Because the control plane is files only, scheduling is decoupled and needs no broker:

• Host-side cron — any scheduler (cron, Kubernetes CronJob, Task Scheduler) can jaros submit.
• Multi-container ingest — run several daemons on the same shared dir; they coordinate over the file system. Each job is claimed by an atomic inbox/<id>.json → claimed/<id>.json rename: exactly-once in the happy path (one node processes it, siblings skip it). The claim is a lease the owner heartbeats; if a node crashes, its lease expires and a live sibling reclaims the job to the inbox — so under failure the contract is at-least-once (agents are idempotent — the read-only ones trivially so).
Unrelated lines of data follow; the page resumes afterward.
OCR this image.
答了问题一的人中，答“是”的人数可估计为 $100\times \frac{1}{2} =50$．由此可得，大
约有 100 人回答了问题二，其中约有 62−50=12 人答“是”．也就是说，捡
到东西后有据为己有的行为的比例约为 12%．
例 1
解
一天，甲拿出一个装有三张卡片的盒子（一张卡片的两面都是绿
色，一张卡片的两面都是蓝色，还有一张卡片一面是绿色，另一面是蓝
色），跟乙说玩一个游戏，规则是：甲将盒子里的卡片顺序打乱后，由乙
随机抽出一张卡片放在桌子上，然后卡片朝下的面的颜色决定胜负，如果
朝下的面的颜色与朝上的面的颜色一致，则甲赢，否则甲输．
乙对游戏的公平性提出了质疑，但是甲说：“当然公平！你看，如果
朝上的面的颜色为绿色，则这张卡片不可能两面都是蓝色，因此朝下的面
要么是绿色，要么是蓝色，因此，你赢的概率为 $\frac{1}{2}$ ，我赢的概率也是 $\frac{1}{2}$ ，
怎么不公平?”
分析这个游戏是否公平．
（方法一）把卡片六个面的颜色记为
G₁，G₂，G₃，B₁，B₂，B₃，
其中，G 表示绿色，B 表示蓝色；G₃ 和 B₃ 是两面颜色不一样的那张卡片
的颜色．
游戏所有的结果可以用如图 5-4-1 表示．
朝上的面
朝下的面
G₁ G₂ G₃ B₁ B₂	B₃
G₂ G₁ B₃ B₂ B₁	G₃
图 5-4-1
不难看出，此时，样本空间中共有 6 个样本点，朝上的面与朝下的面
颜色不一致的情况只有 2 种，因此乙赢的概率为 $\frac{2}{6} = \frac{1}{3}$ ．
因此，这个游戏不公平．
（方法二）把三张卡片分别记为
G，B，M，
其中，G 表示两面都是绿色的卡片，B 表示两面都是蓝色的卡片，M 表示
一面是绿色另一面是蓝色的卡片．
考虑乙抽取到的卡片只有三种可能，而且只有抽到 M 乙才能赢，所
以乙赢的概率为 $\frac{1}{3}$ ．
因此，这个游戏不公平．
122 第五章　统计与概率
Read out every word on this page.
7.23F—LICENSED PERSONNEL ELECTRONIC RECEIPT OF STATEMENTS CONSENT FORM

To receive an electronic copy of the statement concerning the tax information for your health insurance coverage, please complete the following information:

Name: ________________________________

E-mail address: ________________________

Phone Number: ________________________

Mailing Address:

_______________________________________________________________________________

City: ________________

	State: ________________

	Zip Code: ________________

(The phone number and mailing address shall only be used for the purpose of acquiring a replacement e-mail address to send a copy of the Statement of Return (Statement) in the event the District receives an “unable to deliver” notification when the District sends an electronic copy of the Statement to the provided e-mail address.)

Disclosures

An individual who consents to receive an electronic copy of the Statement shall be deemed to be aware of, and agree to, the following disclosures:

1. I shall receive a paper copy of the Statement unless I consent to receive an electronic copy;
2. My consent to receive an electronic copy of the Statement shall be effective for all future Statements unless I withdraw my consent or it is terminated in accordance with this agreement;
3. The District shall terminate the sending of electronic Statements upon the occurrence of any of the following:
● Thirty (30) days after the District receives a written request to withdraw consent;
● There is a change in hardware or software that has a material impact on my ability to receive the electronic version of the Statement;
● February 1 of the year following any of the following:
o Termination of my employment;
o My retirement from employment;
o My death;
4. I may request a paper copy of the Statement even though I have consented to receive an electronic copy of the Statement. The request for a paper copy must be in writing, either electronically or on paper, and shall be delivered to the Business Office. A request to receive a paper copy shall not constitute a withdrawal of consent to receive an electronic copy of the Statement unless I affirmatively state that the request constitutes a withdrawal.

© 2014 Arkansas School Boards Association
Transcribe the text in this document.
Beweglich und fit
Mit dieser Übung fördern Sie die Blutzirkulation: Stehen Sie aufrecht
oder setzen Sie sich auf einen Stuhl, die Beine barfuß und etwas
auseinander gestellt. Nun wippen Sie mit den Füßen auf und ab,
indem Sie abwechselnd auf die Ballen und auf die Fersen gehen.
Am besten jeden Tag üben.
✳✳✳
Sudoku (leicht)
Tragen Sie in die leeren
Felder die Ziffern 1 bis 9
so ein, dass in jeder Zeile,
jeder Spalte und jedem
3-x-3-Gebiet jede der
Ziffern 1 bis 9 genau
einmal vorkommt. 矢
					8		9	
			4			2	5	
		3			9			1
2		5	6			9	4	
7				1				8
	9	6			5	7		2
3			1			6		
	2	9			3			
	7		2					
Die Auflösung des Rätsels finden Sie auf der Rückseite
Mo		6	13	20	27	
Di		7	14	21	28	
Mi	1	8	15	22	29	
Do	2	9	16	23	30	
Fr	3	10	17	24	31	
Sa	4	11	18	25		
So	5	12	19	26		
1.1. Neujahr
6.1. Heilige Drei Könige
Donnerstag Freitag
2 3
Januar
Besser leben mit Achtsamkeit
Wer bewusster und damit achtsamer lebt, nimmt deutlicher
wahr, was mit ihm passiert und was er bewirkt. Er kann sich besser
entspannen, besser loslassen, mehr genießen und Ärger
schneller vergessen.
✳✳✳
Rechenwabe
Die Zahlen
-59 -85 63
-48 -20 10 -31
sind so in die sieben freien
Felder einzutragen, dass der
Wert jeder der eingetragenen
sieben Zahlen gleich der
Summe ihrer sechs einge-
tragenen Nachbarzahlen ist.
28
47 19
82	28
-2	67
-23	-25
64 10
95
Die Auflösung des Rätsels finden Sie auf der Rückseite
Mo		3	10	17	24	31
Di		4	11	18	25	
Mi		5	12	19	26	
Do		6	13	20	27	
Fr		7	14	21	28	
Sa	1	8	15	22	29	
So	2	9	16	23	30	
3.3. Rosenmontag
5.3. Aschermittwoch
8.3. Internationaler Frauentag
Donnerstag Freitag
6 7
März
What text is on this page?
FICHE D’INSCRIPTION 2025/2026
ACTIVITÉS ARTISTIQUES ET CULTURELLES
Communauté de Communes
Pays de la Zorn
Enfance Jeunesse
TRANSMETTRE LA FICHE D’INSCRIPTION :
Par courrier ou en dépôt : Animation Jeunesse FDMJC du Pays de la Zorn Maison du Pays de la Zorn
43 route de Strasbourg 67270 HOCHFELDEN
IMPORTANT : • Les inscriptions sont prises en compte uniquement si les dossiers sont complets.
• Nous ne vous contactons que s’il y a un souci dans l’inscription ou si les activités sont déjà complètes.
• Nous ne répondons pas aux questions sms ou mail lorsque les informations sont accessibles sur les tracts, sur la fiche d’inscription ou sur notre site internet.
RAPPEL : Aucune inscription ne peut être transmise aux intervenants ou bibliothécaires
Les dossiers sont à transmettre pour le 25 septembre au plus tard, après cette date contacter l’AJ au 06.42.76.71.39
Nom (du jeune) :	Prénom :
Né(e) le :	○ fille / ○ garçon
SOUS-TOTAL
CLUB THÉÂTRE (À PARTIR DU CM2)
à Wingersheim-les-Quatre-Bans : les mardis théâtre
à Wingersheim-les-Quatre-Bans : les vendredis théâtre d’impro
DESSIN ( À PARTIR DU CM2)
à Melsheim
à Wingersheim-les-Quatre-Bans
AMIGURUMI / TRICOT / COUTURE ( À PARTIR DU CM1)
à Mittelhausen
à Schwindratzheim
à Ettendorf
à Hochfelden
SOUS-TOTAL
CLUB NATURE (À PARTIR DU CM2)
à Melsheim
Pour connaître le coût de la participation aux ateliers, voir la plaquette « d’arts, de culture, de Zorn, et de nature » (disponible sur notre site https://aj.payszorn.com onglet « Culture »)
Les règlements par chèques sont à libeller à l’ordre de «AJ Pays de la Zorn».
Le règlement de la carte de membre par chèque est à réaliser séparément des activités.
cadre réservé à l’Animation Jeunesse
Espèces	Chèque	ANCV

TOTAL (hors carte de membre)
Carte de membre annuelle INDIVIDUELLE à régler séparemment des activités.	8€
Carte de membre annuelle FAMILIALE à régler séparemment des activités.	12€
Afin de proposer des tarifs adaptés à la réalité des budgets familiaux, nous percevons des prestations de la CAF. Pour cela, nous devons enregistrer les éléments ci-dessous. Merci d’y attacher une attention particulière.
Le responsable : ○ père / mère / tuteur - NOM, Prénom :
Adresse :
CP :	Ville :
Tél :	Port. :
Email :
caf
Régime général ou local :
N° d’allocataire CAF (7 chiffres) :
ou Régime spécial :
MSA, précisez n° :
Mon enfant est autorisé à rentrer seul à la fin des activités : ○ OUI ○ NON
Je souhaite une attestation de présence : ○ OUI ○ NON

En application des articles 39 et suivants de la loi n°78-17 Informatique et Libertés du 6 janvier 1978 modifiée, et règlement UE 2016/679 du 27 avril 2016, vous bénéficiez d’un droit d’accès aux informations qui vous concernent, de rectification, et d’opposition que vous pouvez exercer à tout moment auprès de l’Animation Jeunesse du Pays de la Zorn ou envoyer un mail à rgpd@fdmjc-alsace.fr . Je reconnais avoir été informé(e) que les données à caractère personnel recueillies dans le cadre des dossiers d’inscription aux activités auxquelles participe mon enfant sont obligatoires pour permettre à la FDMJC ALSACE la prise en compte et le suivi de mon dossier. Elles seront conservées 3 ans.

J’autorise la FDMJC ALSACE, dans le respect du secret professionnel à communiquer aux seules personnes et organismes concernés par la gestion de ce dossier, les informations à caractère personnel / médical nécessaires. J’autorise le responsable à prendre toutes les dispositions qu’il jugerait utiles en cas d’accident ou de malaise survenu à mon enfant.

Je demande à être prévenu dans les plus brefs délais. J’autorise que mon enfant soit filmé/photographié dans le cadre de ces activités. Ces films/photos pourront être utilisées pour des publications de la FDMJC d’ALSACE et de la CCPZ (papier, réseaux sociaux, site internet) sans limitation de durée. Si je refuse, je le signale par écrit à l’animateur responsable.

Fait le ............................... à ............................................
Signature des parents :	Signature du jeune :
Bounded multi-node, no broker or consensus service.

---

Architecture guardrails

Structural constraints are enforced by automated checks (run with pytest), so the design can't silently rot:

Check	Enforces
scripts/check_planes.py	No Execution-Plane module imports reasoning/LLM code
scripts/check_no_server.py	No agent/runtime code opens a listening socket or HTTP server
scripts/check_comms.py	No direct agent-to-agent reference, RPC, or network call
scripts/check_zero_infra.py	No import of a database driver, message broker, or external server framework
scripts/check_determinism.py	The core replay path is deterministic — replaying the same decisions agrees every time (the precondition for byte-identical replay)

---

Subsystems

Subsystem	Spec	What it owns
Reasoning / Execution Boundary	EXT-001	Inert Decision contract, reasoning boundary, validation gate, executor
Durable, Replayable State Machine	EXT-002	Explicit transitions, durable decision log, deterministic replay, crash recovery, bounded multi-node coordination
Agent Thread Runtime	EXT-003	Cheap agent lifecycle, bounded pool, fault containment
Interchangeable LLM Adapter	EXT-004	Single LlmClient interface, pluggable adapters, config-only swap
Architectural Harness	EXT-005	Mediated actions, default-deny rules, capability-scoped handles
Communication Fabric	EXT-006	Rigid typed queues, shared FS layout, exclusivity enforcement
Runtime Daemon (OS Boot)	EXT-007	Boot, file monitoring, atomic inbox ingestion, zero-infra boot
Host Control CLI	EXT-008	Command-line management, atomic job submission, agent installer
Dynamic Custom Tools	EXT-009	Runtime-loaded namespaced tools (NAME/validate/execute)
Admin & Monitoring Console	EXT-010	Host-side TypeScript + React console: monitor, submit, install, replay
Native Agent Scheduling	EXT-011	File-based cron + interval + one-shot scheduling, crash-safe, no external cron
Read-Only Agent Library	EXT-012	Many drop-in read-only agents + tools (health, disk, inventory, text) — run concurrently
Agent Evaluation Framework	EXT-013	Reproducible, declarative agent evals (jaros eval) — input → expected decision/result

The full system-wide design lives in .jarify/PRIME-001/design.md.

---

Project layout

jaros/
  core/        EXT-001  Decision, ReasoningBoundary, validation gate
  execution/   EXT-001  deterministic executor + pluggable handlers; custom tools (EXT-009)
  state/       EXT-002  model, machine, durable transition log, decision log + replay, recover, coordination
  runtime/     EXT-003  AgentThread, AgentPool (lightweight threads)
  llm/         EXT-004  LlmClient interface + pluggable adapters + factory
  harness/     EXT-005  capabilities, rules, Harness (mediates all I/O)
  comms/       EXT-006  Queue, SharedFileSystem
  registry.py  EXT-007  agent registration + agent loading
  daemon.py    EXT-007  runtime daemon (the OS boot engine)
  cli.py       EXT-008  Host Control CLI
examples/               drop-in example agents + a custom tool
scripts/                architecture checks (planes / no-server / comms / zero-infra)
tests/                  unit + integration test suites
.jarify/                Jarify specifications (the source of intent)

---

Specification-driven with Jarify

Jaros is developed spec-first under .jarify/. The Prime Directive (PRIME-001) holds the system intent; each feature spec (EXT-00x) decomposes one tenet into requirements, design, and tasks, with code traced back to requirements via index.json. The directive is the target: where the code lags it, the code changes — not the directive.